Pontífice y apóstata

 



 

Coincidir en el tiempo de su gloria, compartir algo de su genialidad y su tragedia, fue suficiente para hacerme sentir parte de un grupo selecto, de una cofradía afortunada, de los habitantes de un momento excepcional. Su muerte, esa recurrente noticia falsa, al fin había resultado cierta, la tonta idea de una iglesia maradoniana se acababa de concretar y me convertía en un feligrés inesperado, me daba una lección por descreído: aunque hacía tiempo no seguía sus correrías de técnico desde la raya ni sus declaraciones de muñeco sin pilas por canchas y palacetes, la muerte de Diego Armando Maradona me pasmó de recuerdos, logró que cerrara los ojos y llorara viendo un partido viejo ¿Llorar en diferido?

Pero muy pronto estuvo claro que la iglesia era basta y que no se necesitaba haber gritado sus goles del 86 y haber visto sus gestas de renegado con en Napoli, también muchos de quienes solo lo conocieron como triste comediante, como productor de frases y escándalos, lo adoraban sin remedio. Quince minutos luego de recibir la noticia en una cabina radial y soltar dos o tres frases aturdidas estaba en el ascensor con un señor que limpiaba los botones y el espejo. Entré y me recibió con una frase y una actitud mortuoria: se murió Maradona, me dijo; le respondí con un sí lacónico, todavía pensando en lo poco que había dicho frente al micrófono. Llegamos al primer piso y el señor seguía limpiando el espejo, se abrió la puerta y sin mirarme, hablando con su imagen, dejó una frase que se ha repetido millones de veces en una semana: era el más grande.

No solo hubo drama en el ascensor. También la comedia hizo parte de ese duelo escandaloso. Unas horas después iba bicicleta, subiendo una loma en honor al 10, en una especie de peregrinación, cuando pasó un carro con el copiloto vociferando por la ventanilla: vamos, vamos boludo, me gritó. Yo no tenía ninguna seña que indicara que iba dándole vueltas a su canción para acompañar las vueltas a la cadena de la cicla, pero el ambiente era argentino, una parte del mundo pensaba con su acento, hacia su propio ritual maradoniano de forma inconsciente. Un día después terminé cantando tangos con mi mamá, tangos y goles viejos, goles eternos.

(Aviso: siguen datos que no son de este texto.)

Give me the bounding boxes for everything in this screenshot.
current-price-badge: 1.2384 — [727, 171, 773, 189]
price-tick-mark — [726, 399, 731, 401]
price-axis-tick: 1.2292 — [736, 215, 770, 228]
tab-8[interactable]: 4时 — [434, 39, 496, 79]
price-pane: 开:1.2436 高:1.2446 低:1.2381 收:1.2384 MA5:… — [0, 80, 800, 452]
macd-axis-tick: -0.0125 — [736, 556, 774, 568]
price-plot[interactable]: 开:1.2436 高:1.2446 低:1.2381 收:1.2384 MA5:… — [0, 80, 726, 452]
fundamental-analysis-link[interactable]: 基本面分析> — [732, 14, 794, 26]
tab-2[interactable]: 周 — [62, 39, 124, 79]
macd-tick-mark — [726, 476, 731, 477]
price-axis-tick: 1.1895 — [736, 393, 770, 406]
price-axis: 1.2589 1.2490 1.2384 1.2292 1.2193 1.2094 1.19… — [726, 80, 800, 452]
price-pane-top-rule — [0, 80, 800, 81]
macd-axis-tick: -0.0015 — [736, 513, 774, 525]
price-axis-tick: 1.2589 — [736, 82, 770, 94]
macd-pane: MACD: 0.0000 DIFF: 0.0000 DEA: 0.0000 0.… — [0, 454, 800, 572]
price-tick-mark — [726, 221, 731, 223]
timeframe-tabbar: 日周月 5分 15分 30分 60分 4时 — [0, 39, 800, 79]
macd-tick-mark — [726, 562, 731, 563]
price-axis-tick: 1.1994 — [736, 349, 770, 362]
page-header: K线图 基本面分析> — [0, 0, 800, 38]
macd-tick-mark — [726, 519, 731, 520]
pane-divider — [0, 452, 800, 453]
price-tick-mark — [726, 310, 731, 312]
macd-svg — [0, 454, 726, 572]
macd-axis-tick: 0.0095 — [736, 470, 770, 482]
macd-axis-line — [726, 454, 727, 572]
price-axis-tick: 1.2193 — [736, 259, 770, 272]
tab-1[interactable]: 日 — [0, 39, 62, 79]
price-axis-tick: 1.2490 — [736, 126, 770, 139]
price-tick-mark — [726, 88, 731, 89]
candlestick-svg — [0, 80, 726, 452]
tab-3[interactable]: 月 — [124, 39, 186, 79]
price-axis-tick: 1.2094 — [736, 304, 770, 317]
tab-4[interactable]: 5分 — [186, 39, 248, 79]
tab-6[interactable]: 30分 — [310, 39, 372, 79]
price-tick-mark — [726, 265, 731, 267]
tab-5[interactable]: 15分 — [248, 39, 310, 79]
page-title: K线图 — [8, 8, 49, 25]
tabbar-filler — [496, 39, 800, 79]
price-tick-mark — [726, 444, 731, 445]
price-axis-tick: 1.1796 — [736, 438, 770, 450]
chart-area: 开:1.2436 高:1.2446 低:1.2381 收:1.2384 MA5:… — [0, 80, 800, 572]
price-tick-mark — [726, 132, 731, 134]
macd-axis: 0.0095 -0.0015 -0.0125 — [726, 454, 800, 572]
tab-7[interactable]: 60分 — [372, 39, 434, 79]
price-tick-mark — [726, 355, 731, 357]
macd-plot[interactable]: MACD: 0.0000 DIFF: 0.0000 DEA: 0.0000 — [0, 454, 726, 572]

Tal vez eso de declararse perseguido desde siempre ayudó a forjar esa imagen reluciente, esa estampa para los afiches, los muros, las pantallas. En el metro todos los celulares en las manos de los pasajeros proyectaban una imagen de Maradona, son las luces de hoy, las velas de nuestros ritos solitarios frente al teléfono. Pero hablaba del Maradona víctima, del triunfador que celebra frente las adversidades ciertas o imaginadas, mientras más lo coreaban más cercado se sentía. En México reprochó a los hinchas locales: “Gritaron los goles de los alemanes como si los hubiera metido Hugo Sánchez…” Antes había dicho que en Argentina los putearon y los “quisieron voltear desde el gobierno”. Luego en el Nápoles eran los gritos racistas contra la ciudad y el equipo; en Italia 90 silbaron el himno argentino, “por eso dije, vocalizando clarito, para que entendieran todos: ´hijos de puta’, estaba dispuesto a pelearme con todos…” Eso en la tribuna, en la cancha estaba el árbitro Codesal que cobró un supuesto penal de Sensini sobre Vöeller, “nosotros dejamos el alma pero no se pudo, contra la mafia no se pudo”. En Estados Unidos 94, cuando le “cortaron las piernas”, fue el gesto dulce de una enfermera que lo llevó al cadalso para una muestra de orina. Unos días antes había gritado el gol a Grecia con toda su rabia, “se lo grité a la cámara para que todos se enteraran de que había vuelto…”

Queda claro por qué Nápoles, La Habana, Sinaloa fueron algunos de sus refugios, tierras de señalados y paranoias, de glorias turbias, de elegidos para largos reinados.